Why is it that the media will not cover the corruption in football.

By Tony Attwood

In recent articles (linked above), I have been trying to show what has happened to world sport, by briefly suggesting that there are difficulties within the committees and organisations running the Olympics, the World Cup, the appeals procedure for world sport, and so on.

It’s a theme we have looked at before – and indeed if you go to our home page and scan down you’ll see two headlines: “The slavery files & the FA” and The FA and the corruption files” which gather together just a few of the stories in those areas that we have run over the years.

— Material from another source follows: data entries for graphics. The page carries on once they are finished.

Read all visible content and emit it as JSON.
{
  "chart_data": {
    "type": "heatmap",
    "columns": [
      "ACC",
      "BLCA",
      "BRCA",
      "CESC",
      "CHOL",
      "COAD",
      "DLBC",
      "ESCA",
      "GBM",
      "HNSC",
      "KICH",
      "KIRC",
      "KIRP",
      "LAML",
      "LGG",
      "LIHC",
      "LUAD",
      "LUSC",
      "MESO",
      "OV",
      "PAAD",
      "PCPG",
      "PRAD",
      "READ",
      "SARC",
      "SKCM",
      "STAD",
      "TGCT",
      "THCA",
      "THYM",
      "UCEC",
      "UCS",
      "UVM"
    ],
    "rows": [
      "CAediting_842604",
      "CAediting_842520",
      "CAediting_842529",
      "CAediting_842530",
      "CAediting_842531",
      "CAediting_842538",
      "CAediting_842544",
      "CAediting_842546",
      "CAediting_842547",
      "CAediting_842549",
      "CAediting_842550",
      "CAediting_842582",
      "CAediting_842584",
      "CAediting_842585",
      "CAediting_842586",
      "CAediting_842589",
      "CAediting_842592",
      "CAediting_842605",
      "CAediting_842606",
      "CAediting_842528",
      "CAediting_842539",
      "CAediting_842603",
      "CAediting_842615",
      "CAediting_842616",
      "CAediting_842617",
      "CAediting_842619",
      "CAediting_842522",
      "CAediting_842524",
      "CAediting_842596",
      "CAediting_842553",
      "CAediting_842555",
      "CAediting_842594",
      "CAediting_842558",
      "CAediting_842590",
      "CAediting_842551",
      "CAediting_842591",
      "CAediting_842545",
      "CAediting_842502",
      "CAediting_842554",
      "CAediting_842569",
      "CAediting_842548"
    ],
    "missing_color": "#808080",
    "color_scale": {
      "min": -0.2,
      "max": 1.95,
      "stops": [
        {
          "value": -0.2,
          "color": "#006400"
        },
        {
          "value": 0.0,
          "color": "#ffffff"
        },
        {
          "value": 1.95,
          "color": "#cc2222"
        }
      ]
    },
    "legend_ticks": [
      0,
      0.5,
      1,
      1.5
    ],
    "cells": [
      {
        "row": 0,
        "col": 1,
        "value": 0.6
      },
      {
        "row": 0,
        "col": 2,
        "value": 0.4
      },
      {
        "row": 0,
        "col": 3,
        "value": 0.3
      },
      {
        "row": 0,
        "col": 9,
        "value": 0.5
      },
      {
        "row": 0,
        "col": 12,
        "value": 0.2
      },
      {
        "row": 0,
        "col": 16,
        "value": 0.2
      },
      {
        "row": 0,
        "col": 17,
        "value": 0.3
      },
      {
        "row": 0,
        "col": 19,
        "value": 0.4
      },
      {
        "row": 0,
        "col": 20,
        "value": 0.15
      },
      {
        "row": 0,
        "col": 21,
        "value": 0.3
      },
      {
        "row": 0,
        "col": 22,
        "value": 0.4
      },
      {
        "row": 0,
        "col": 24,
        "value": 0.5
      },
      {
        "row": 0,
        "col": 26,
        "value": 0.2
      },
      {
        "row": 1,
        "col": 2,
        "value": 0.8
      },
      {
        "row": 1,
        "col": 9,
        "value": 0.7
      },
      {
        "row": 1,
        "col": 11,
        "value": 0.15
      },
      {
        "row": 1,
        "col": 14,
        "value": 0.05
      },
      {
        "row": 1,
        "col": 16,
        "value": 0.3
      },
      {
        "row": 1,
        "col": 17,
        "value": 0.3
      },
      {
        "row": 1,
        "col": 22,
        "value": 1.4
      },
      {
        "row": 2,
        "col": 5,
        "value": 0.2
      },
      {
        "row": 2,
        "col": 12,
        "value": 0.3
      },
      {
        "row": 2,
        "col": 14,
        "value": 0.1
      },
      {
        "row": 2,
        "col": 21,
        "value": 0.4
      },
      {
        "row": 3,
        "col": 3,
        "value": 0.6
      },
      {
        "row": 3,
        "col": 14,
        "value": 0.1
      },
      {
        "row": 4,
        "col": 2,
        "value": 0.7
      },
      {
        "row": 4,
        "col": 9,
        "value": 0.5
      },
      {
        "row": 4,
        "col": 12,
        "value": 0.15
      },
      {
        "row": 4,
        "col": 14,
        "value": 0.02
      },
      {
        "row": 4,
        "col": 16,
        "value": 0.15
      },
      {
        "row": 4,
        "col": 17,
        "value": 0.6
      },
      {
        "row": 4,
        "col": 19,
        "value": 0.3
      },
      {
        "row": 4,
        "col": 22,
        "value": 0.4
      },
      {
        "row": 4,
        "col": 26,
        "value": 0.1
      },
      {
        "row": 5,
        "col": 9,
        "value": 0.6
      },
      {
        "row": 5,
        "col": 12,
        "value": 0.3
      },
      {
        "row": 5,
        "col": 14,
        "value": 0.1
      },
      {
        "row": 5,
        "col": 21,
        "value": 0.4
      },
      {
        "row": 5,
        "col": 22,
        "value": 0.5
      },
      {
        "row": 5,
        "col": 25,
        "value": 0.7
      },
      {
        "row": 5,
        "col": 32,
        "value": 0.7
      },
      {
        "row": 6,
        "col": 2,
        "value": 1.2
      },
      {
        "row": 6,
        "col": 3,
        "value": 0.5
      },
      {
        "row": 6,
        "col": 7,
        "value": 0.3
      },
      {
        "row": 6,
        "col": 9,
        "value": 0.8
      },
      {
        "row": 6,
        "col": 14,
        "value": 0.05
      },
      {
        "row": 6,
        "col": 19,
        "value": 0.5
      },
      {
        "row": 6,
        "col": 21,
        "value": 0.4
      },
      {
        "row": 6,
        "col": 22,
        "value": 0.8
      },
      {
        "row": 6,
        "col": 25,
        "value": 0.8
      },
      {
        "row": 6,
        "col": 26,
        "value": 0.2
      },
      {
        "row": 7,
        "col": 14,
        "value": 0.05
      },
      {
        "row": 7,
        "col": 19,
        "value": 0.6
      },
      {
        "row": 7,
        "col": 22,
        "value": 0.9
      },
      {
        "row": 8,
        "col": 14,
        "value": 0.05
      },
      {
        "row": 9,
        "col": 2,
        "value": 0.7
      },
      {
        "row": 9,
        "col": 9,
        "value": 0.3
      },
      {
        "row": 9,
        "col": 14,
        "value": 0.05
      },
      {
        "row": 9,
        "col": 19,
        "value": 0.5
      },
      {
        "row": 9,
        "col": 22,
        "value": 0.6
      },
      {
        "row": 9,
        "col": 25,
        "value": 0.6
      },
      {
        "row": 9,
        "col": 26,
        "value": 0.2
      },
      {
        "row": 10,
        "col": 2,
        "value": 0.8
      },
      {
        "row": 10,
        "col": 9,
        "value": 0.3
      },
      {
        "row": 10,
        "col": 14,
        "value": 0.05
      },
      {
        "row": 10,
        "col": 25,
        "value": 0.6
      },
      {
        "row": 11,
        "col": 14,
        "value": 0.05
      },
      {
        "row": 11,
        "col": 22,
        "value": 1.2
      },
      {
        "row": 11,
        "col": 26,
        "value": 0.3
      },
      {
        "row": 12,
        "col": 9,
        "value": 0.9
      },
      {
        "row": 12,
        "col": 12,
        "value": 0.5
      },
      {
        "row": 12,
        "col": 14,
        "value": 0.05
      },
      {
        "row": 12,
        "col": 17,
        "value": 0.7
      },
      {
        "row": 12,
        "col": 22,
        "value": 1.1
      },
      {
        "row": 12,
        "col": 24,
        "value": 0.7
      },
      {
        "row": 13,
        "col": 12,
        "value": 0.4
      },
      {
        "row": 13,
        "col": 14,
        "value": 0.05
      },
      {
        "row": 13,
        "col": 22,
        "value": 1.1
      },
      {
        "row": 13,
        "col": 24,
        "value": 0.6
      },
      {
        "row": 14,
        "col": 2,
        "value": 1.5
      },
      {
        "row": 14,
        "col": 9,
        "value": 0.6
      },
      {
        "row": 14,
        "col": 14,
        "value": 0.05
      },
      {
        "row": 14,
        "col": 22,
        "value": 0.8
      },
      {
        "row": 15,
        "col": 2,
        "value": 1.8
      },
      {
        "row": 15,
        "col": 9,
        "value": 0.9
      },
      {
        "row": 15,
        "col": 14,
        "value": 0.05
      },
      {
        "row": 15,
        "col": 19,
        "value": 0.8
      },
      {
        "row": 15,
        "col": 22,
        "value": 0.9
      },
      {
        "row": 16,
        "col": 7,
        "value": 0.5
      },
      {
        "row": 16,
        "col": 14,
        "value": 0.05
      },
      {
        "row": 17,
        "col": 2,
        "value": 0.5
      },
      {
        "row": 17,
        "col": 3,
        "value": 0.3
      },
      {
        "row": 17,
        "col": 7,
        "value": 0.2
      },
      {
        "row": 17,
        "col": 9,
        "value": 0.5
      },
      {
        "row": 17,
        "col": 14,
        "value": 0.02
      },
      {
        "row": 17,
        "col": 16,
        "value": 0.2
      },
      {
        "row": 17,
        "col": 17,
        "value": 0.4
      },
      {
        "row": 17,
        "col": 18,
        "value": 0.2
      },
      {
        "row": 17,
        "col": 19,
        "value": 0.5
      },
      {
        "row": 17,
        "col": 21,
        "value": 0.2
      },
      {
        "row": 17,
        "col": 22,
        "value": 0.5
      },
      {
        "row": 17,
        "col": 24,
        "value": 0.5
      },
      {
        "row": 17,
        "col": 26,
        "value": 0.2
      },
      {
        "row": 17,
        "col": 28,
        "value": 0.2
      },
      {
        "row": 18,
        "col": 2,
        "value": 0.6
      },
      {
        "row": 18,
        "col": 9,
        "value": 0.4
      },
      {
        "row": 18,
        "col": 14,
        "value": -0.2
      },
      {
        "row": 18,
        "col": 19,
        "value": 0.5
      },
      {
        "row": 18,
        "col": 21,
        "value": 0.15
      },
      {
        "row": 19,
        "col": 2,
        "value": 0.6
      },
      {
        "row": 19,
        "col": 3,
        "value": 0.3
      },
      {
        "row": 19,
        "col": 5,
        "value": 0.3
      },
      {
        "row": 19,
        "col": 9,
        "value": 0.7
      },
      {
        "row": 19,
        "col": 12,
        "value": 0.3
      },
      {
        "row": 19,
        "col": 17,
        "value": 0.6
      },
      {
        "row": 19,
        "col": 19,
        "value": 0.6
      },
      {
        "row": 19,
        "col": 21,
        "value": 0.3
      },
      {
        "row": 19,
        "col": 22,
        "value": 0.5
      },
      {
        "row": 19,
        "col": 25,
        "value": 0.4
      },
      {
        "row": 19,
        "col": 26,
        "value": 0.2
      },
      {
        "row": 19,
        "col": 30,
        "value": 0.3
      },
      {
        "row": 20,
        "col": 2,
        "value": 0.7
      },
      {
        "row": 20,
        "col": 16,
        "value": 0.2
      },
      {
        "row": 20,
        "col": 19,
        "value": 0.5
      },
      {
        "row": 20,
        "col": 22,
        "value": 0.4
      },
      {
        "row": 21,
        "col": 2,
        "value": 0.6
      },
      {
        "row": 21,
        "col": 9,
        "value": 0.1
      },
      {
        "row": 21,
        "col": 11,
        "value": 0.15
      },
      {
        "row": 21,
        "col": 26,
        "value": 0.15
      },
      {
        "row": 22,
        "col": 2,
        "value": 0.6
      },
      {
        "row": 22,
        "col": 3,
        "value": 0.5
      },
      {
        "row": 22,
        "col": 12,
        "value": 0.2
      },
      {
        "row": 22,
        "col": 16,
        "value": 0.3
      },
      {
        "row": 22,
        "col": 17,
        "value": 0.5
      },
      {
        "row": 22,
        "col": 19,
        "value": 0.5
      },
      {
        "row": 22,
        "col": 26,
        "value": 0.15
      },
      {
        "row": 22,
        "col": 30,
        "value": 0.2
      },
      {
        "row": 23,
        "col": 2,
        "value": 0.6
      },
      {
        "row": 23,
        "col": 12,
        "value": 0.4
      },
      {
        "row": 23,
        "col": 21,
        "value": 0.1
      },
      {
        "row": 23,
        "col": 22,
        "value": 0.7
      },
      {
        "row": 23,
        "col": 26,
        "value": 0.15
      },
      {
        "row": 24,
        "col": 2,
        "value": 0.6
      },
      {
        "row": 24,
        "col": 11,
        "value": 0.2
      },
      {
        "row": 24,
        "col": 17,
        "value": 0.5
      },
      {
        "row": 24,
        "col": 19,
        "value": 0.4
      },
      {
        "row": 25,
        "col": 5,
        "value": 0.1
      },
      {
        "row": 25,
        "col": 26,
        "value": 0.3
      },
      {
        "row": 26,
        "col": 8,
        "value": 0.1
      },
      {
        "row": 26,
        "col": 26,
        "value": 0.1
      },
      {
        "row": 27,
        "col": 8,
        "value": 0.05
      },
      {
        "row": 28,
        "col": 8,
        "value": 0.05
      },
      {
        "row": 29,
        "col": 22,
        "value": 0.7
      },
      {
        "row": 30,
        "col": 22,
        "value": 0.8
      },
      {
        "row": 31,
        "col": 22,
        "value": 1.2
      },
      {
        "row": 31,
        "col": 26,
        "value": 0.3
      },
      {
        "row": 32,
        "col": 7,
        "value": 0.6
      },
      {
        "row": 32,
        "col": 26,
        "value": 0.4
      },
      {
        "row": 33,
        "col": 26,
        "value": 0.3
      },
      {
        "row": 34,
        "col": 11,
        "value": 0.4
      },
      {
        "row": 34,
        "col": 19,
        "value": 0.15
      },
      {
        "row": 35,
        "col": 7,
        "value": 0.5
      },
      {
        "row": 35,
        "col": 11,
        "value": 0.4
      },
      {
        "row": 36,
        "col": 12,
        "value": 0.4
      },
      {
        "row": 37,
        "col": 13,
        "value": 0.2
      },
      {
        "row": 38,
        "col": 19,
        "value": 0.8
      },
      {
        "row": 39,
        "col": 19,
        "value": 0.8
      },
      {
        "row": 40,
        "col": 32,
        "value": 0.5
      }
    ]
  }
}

The point that has been made is that these problems go back to the takeover of the organisations by people who we really might not think are the best qualified.  We’ve also touched on how Fifa appears to have ambitions to set up a pan-African cup, which it runs directly, having already removed from CAF (which runs African football) the officials and representatives it doesn’t like, replacing them with its own nominees.

Which raises the question, why is so little publicity given to this issue and why are so few objections made to the obvious failures of the organisations that run world sport?

Such commentary is happening to some degree as we pointed out in the article in 2015 Switzerland take a greater interest in Fifa – at last while in another series we noted that the Swiss have been trying to work out how a group people from one small canton in the country came to be running world football while at the same time allowing Fifa to set itself up above national and international law.

One might also ask why the FA was allowed to continue its work after its gross and appalling failure in the child sex abuse scandals which ran on for years and years and destroyed so many lives, without its taking a blind bit of notice.  (See for example Enquiry into child abuse by employees at football clubs is yet again being hampered by the FA).

And we haven’t even got to the question of the link between football and modern slavery.  Six of our articles on this are highlighted on the indexes to past themes on our home page, but you particularly might like to note British media universally continues to support modern slavery.  (You might also be interested in this document.)

So, back to the question.  Why does the media not object, to the way these huge international bodies work?  Why do they not take up the thought that something is fundamentally wrong with sport from the top of the top international bodies down to some small football clubs that allowed child sex abuse to fester for year after year within their clubs?

Certainly, we know how this is achieved – it is through the process of Gaslighting, which I have highlighted at some length before.   I’ll put the index to our series on that topic at the end of this piece, but in essence, it is a process in which one simply doesn’t allow certain topics to be discussed at all.

But why do we have Gaslighting?  Gaslighting explains the process by which the media refuses to allow certain questions to be asked, but it doesn’t explain why the media does this.

The answer I suspect is twofold.

One is the cosy relationship that can build up between the media and everyone from individual players to clubs to international organisations.  Clubs control media facilities that the media use to cover a match.  If you go to Arsenal you will see the media section in the lower tier of the west stand; the media have their own entrances their own facilities etc.   Take that section out of Arsenal Stadium and we could get another 2000 fans in.  OK there is no need for that at the moment but there could be if current progress continues.

The other is that sport is an easy thing to cover in the media.  It takes place at designated times in designated locations.  So if sports make it nice and easy for the media to cover the sport, why should the media bite the hands that feed it?

Compare covering football in general with unearthing a scandal or covering a war.  There is no comparison – it is the cheapest and simplest way of filling what we used to call “column inches”.

And really that’s it.  The media is not set up to question the people running football at any level because a) the media likes the simple life of just covering matches and b) the journalists covering sport are nothing like the journalists who cover international politics or warzones.   Football journalists see the unmitigated chaos of the final of the Euros at Wembley and write simplistic stories about hooligans and drugs and alcohol because they are simply not used to asking the question “why was the FA so inept that it couldn’t organise one single match properly?”

Now if I am right in saying that is why the media never really gets to grips with the chaos and corruption in football, then there is little chance of anyone doing so in the future.  By now it is far too inbred.

But let me finish with another thought that no one seems to have contemplated yet.  This piece is about why we let bit international bodies continue to run world sport for their own benefit.  Just recently a group of clubs sought to break that control by setting up their own Super League.   And the media and fans rose up to denounce that league that would have finally broken away from the control of the existing corrupt bodies.

It’s a funny ol’ game.

One Reply to “Why is it that the media will not cover the corruption in football.”

  1. The media are hopelessly compromised by their long-running complicity in the various scams being perpetrated in the name of football. Lineker’s propensity to have his say on problems outside his area of expertise makes a powerful contrast to his lack of engagement with the serious issues arising within his “specialist subject”. You can only sweep so much dirt under a carpet. Lineker is not alone in this. He is just the tip of a large iceberg.